Nearby, there's a recreation of the Goulston Street graffiti, with the word "juwes" replaced by "Dukes". It's an interesting if not particularly well-thought-out reference, which makes it rather fitting for a Duke Nukem game. Zing!
Finally for today we have Ripper, an FMV adventure game released for the PC in 1996. I have to confess, I've never played Ripper, so I read about it for a while only to discover that it's set in the future year of 2040 and it involves the kind of virtual reality that The Lawnmower Man briefly made popular. Would you like to see the Ripper's blood-curdling cyber-visage? No, you wouldn't, but here it is anyway.
He doesn't look comfortable in there, does he? Well, he's got plenty of company because Ripper stars some actors that you've actually heard of and none of them look comfortable either. Yes, it's quite the cast. Christopher Walken giving the performance of his career! Sorry, that should read "worst performance of his career!" Paul Giamatti, the very physical incarnation of the phrase "slovenly bachelor uncle"! Burgess Meredith, in what I really hope was not his final role! Here, check out the trailer, it's... something, chrome-skinned genderless VR humanoids and all.
Naturally I was curious about exactly what the hell was going on in this game, so I read the plot synopsis on Wikipedia. Unfortunately I didn't learn much. My eyes just kept sliding off the page, as though my brain was refusing to accept the existence of a cyberpunk Jack the Ripper adventure starring Christopher Walken. The few bits that I did pick up include the startling revelation that everyone involved in this spate of futuristic Ripper murders all once belonged to the same group of online gamers who played a Jack the Ripper-themed adventure together. So the basic plot could be described as "extreme online gaming guild bust-up," then? Also, the connection is made between the killer and Jack the Ripper due to their matching MOs, but it is later discovered that the murderer kills by hacking people's brains and forcing their body's internal pressure to rise until they burst. Okay, so, I am in no way a medical professional but I'm sure I could tell the difference between a corpse that has been slashed with a knife and one that fucking exploded. Explosions? Not Jack the Ripper's MO. He's a ripper. He rips. There's a clue in the name. He's not called Jack the Popper.

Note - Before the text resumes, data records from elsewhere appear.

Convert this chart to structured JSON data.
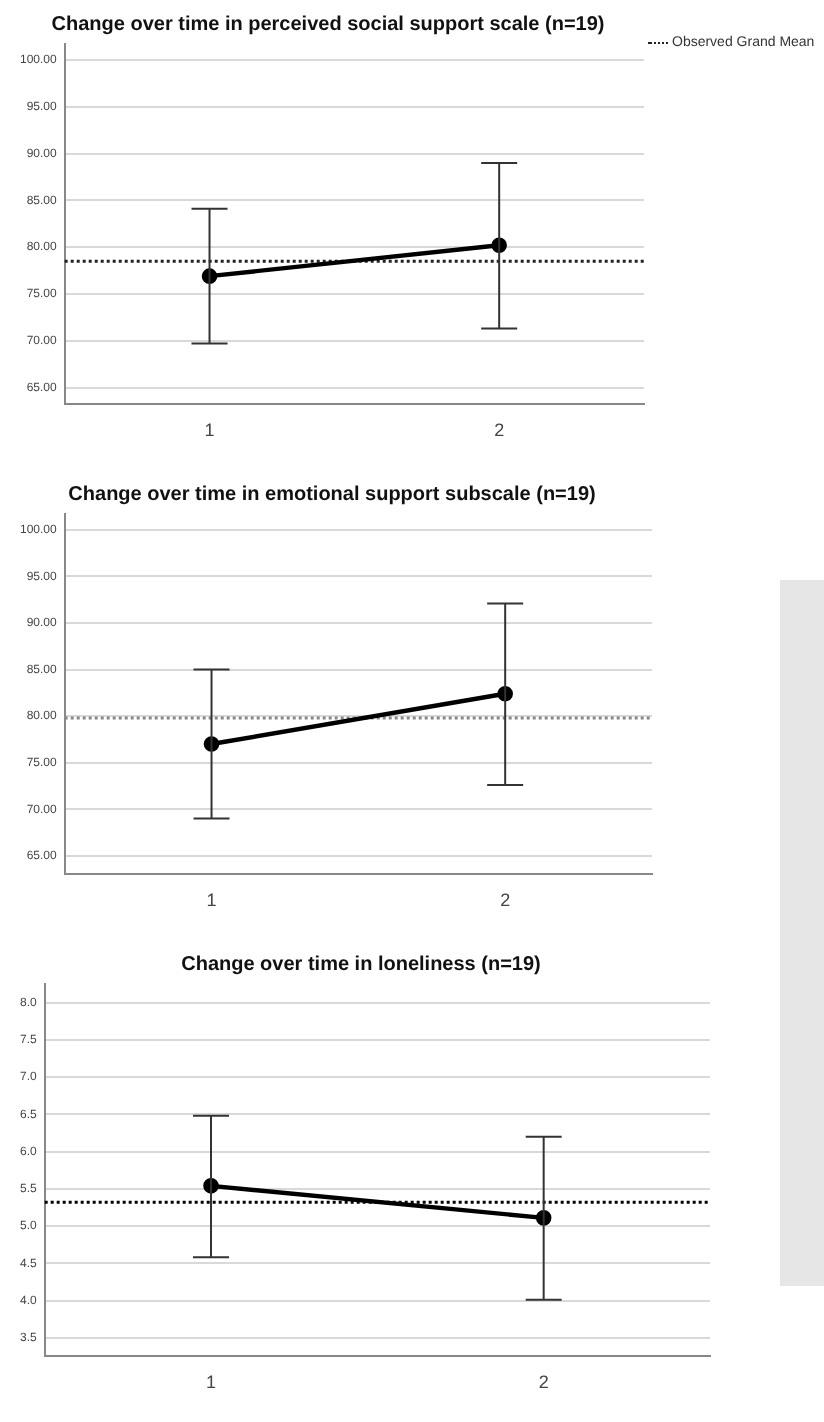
{
  "chart_data": [
    {
      "type": "line",
      "title": "Change over time in perceived social support scale (n=19)",
      "categories": [
        "1",
        "2"
      ],
      "series": [
        {
          "color": "#000000",
          "values": [
            76.9,
            80.2
          ],
          "errors": [
            [
              69.7,
              84.1
            ],
            [
              71.3,
              89.0
            ]
          ]
        }
      ],
      "ylim": [
        63.2,
        101.7
      ],
      "yticks": [
        {
          "value": 65,
          "label": "65.00"
        },
        {
          "value": 70,
          "label": "70.00"
        },
        {
          "value": 75,
          "label": "75.00"
        },
        {
          "value": 80,
          "label": "80.00"
        },
        {
          "value": 85,
          "label": "85.00"
        },
        {
          "value": 90,
          "label": "90.00"
        },
        {
          "value": 95,
          "label": "95.00"
        },
        {
          "value": 100,
          "label": "100.00"
        }
      ],
      "grid": "y",
      "marker": "circle",
      "ref_lines": [
        {
          "axis": "y",
          "value": 78.5,
          "label": "Observed Grand Mean",
          "line_style": "dotted",
          "color": "#222222"
        }
      ]
    },
    {
      "type": "line",
      "title": "Change over time in emotional support subscale (n=19)",
      "categories": [
        "1",
        "2"
      ],
      "series": [
        {
          "color": "#000000",
          "values": [
            77.0,
            82.4
          ],
          "errors": [
            [
              69.0,
              85.0
            ],
            [
              72.6,
              92.1
            ]
          ]
        }
      ],
      "ylim": [
        63.0,
        101.7
      ],
      "yticks": [
        {
          "value": 65,
          "label": "65.00"
        },
        {
          "value": 70,
          "label": "70.00"
        },
        {
          "value": 75,
          "label": "75.00"
        },
        {
          "value": 80,
          "label": "80.00"
        },
        {
          "value": 85,
          "label": "85.00"
        },
        {
          "value": 90,
          "label": "90.00"
        },
        {
          "value": 95,
          "label": "95.00"
        },
        {
          "value": 100,
          "label": "100.00"
        }
      ],
      "grid": "y",
      "marker": "circle",
      "ref_lines": [
        {
          "axis": "y",
          "value": 79.8,
          "line_style": "dotted",
          "color": "#888888"
        }
      ]
    },
    {
      "type": "line",
      "title": "Change over time in loneliness (n=19)",
      "categories": [
        "1",
        "2"
      ],
      "series": [
        {
          "color": "#000000",
          "values": [
            5.54,
            5.11
          ],
          "errors": [
            [
              4.58,
              6.48
            ],
            [
              4.01,
              6.2
            ]
          ]
        }
      ],
      "ylim": [
        3.25,
        8.25
      ],
      "yticks": [
        {
          "value": 3.5,
          "label": "3.5"
        },
        {
          "value": 4,
          "label": "4.0"
        },
        {
          "value": 4.5,
          "label": "4.5"
        },
        {
          "value": 5,
          "label": "5.0"
        },
        {
          "value": 5.5,
          "label": "5.5"
        },
        {
          "value": 6,
          "label": "6.0"
        },
        {
          "value": 6.5,
          "label": "6.5"
        },
        {
          "value": 7,
          "label": "7.0"
        },
        {
          "value": 7.5,
          "label": "7.5"
        },
        {
          "value": 8,
          "label": "8.0"
        }
      ],
      "grid": "y",
      "marker": "circle",
      "ref_lines": [
        {
          "axis": "y",
          "value": 5.32,
          "line_style": "dotted",
          "color": "#000000"
        }
      ]
    }
  ]
}
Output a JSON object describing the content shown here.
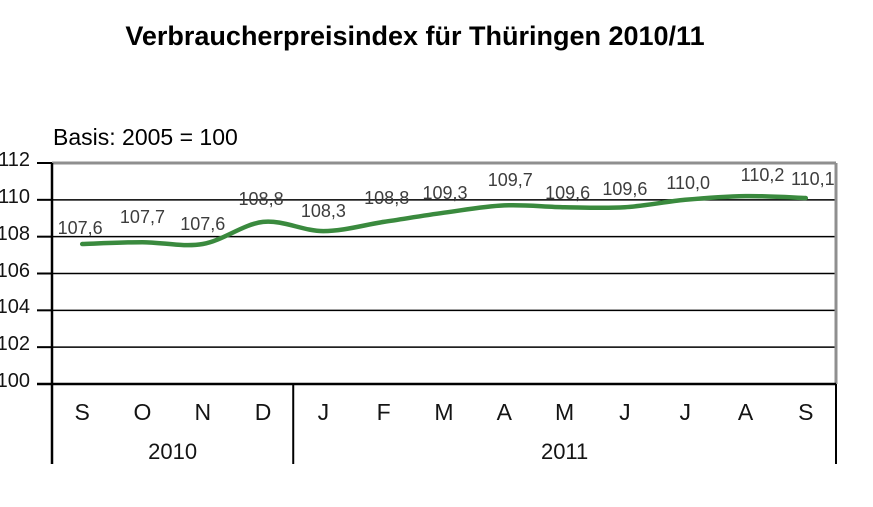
{
  "chart_data": {
    "type": "line",
    "title": "Verbraucherpreisindex für Thüringen 2010/11",
    "subtitle": "Basis: 2005 = 100",
    "categories": [
      "S",
      "O",
      "N",
      "D",
      "J",
      "F",
      "M",
      "A",
      "M",
      "J",
      "J",
      "A",
      "S"
    ],
    "year_groups": [
      {
        "label": "2010",
        "count": 4
      },
      {
        "label": "2011",
        "count": 9
      }
    ],
    "series": [
      {
        "values": [
          107.6,
          107.7,
          107.6,
          108.8,
          108.3,
          108.8,
          109.3,
          109.7,
          109.6,
          109.6,
          110.0,
          110.2,
          110.1
        ],
        "data_labels": [
          "107,6",
          "107,7",
          "107,6",
          "108,8",
          "108,3",
          "108,8",
          "109,3",
          "109,7",
          "109,6",
          "109,6",
          "110,0",
          "110,2",
          "110,1"
        ],
        "color": "#3a8a3e"
      }
    ],
    "ylim": [
      100,
      112
    ],
    "yticks": [
      100,
      102,
      104,
      106,
      108,
      110,
      112
    ],
    "xlabel": "",
    "ylabel": "",
    "grid": true,
    "legend": "none",
    "colors": {
      "gridline": "#000000",
      "axis": "#000000",
      "plot_border": "#8f8f8f",
      "data_label": "#3d3d3d",
      "background": "#ffffff"
    }
  }
}
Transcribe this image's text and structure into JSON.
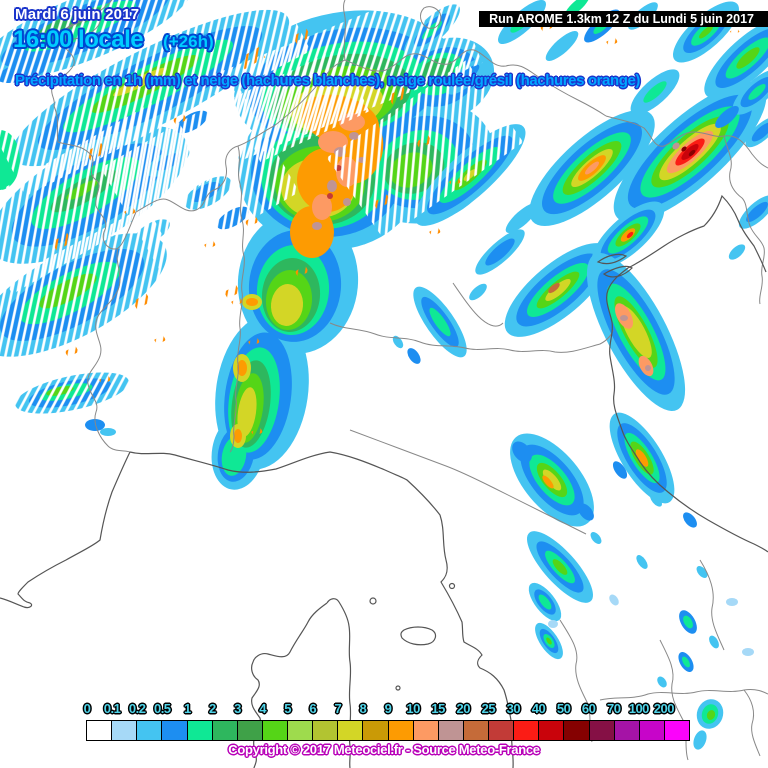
{
  "header": {
    "date": "Mardi 6 juin 2017",
    "time": "16:00 locale",
    "time_offset": "(+26h)",
    "run_info": "Run AROME 1.3km 12 Z du Lundi 5 juin 2017",
    "subtitle": "Précipitation en 1h (mm) et neige (hachures blanches), neige roulée/grésil (hachures orange)"
  },
  "legend": {
    "unit": "mm",
    "values": [
      "0",
      "0.1",
      "0.2",
      "0.5",
      "1",
      "2",
      "3",
      "4",
      "5",
      "6",
      "7",
      "8",
      "9",
      "10",
      "15",
      "20",
      "25",
      "30",
      "40",
      "50",
      "60",
      "70",
      "100",
      "200"
    ],
    "colors": [
      "#ffffff",
      "#a6d9f7",
      "#44c4f1",
      "#1d8ef1",
      "#0fe895",
      "#2eb75e",
      "#3fa148",
      "#55d517",
      "#9edb4d",
      "#b2c431",
      "#d3d626",
      "#ca9a06",
      "#fd9b02",
      "#fd9a63",
      "#bf9494",
      "#c56b39",
      "#c23b37",
      "#fb1c15",
      "#c9030b",
      "#850101",
      "#851045",
      "#a513a6",
      "#c705c9",
      "#fb03fb"
    ]
  },
  "map": {
    "snow_hatch_color": "#ffffff",
    "graupel_hatch_color": "#ff8c00",
    "border_color": "#888888",
    "coast_color": "#555555"
  },
  "footer": {
    "copyright": "Copyright © 2017 Meteociel.fr - Source Meteo-France"
  }
}
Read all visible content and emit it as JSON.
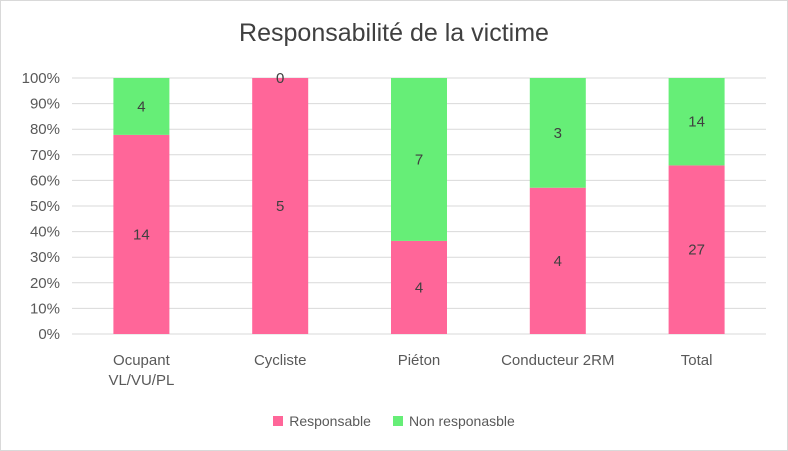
{
  "chart_data": {
    "type": "bar",
    "stacked": "percent",
    "title": "Responsabilité de la victime",
    "categories": [
      [
        "Ocupant",
        "VL/VU/PL"
      ],
      [
        "Cycliste"
      ],
      [
        "Piéton"
      ],
      [
        "Conducteur 2RM"
      ],
      [
        "Total"
      ]
    ],
    "series": [
      {
        "name": "Responsable",
        "color": "#ff6699",
        "values": [
          14,
          5,
          4,
          4,
          27
        ]
      },
      {
        "name": "Non responasble",
        "color": "#66ee77",
        "values": [
          4,
          0,
          7,
          3,
          14
        ]
      }
    ],
    "yticks": [
      "0%",
      "10%",
      "20%",
      "30%",
      "40%",
      "50%",
      "60%",
      "70%",
      "80%",
      "90%",
      "100%"
    ],
    "ylim": [
      0,
      100
    ],
    "grid": true,
    "legend_position": "bottom"
  }
}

From what I've heard, Ripper is a pretty bad game, but it does have a gimmick where one of four characters can turn out to be the Cyber-Ripper. One of those characters is played by, you guessed it, Christopher Walken. Christopher Walken once played a virtual reality Jack the Ripper who kills the people on the 2040 equivalent of his Steam friends list. Nope, that's finished me off, it's time to wrap this one up.
On reflection, it becomes clear that Jack the Ripper is a perfect candidate for inclusion in a videogame. He provides a soupcon of real-world interest and he needs no introduction or explanation beyond "hey look, it's Jack the Ripper", but his crimes took place so long ago that his appearance is unlikely to cause offence, and because no-one knows who he was you don't have to worry about any living relatives demanding his removal. The mystery surrounding him allows writers plenty of space to work in weird theories and motives, and he comes with knife-fighting almost pre-defined as a combat style if you want to make your protagonist fight against him. The only thing you should really stay away from is making Jack the Ripper the hero of your game, but no-one would be daft enough to consider that, right?